A Maltese property firm’s description of the Sicilian province of Ragusa as “mafia-free” earned him the rebuke of a local newspaper there, for stamping the rest of the Sicilian island as a den of criminality.
The online Corriere di Ragusa said Frank Salt director Joseph Lupi’s “unhappy” comment – which seized on the region’s apparent mafia immunity as part of his sales pitch – had been “damaging” and a “gaffe”.
Lupi was quoted in a Frank Salt press release saying the company had chosen Ragusa to sell its new properties “mainly for its proximity to Pozzallo and the Maltese islands” and for “its non-involvement with the Sicilian mafia”.

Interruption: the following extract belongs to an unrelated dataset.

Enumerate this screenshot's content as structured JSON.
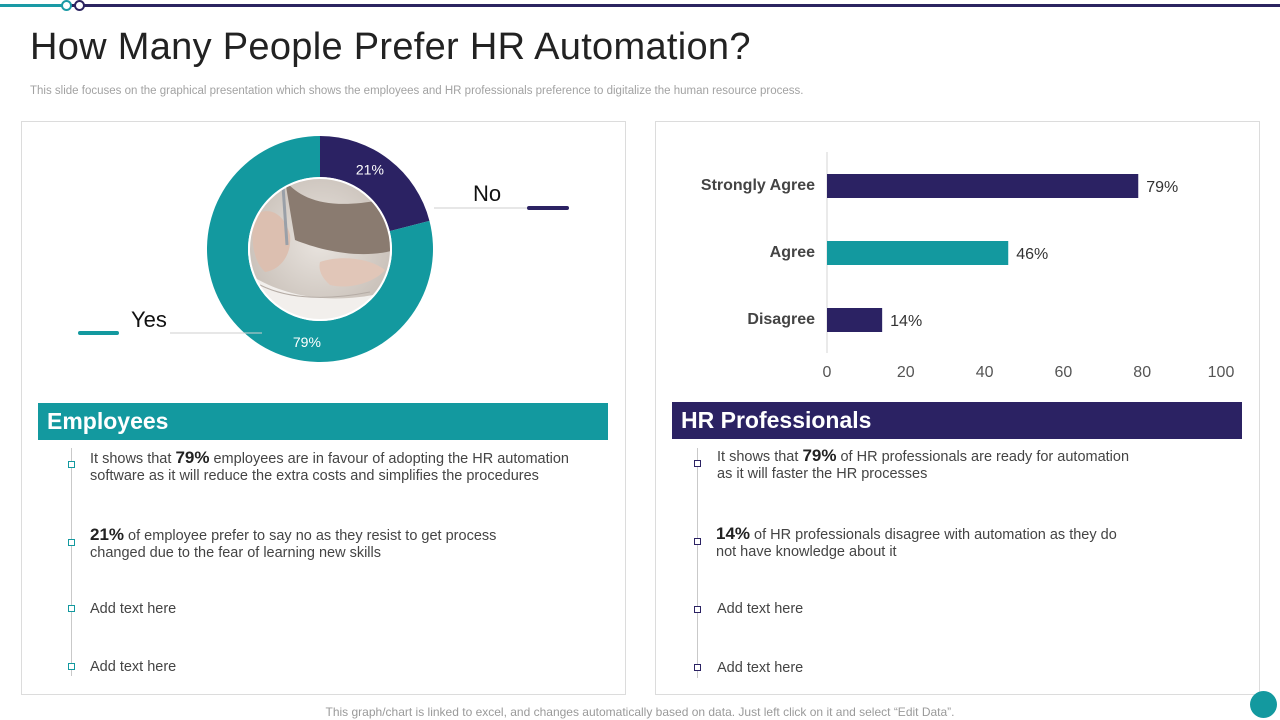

The Corriere appeared to take umbrage at the comment: “In excluding the province of Ragusa from being ‘mafiosa’, it basically stamps the rest of the eight provinces as affiliates of Cosa Nostra.”
Ragusa is conveniently described as a ‘provincia babba’ – ‘babba’ being the Sicilian for imbecile or naïve – but made to imply the province as being tranquil, free from mafia activity.
“The initiative of the Maltese property firm is laudable,” the newspaper went on. “But it’s a pity that certain trappings of a subculture that all of Sicily is trying to distance itself from, returns to damage those who believe in the island’s salvation.”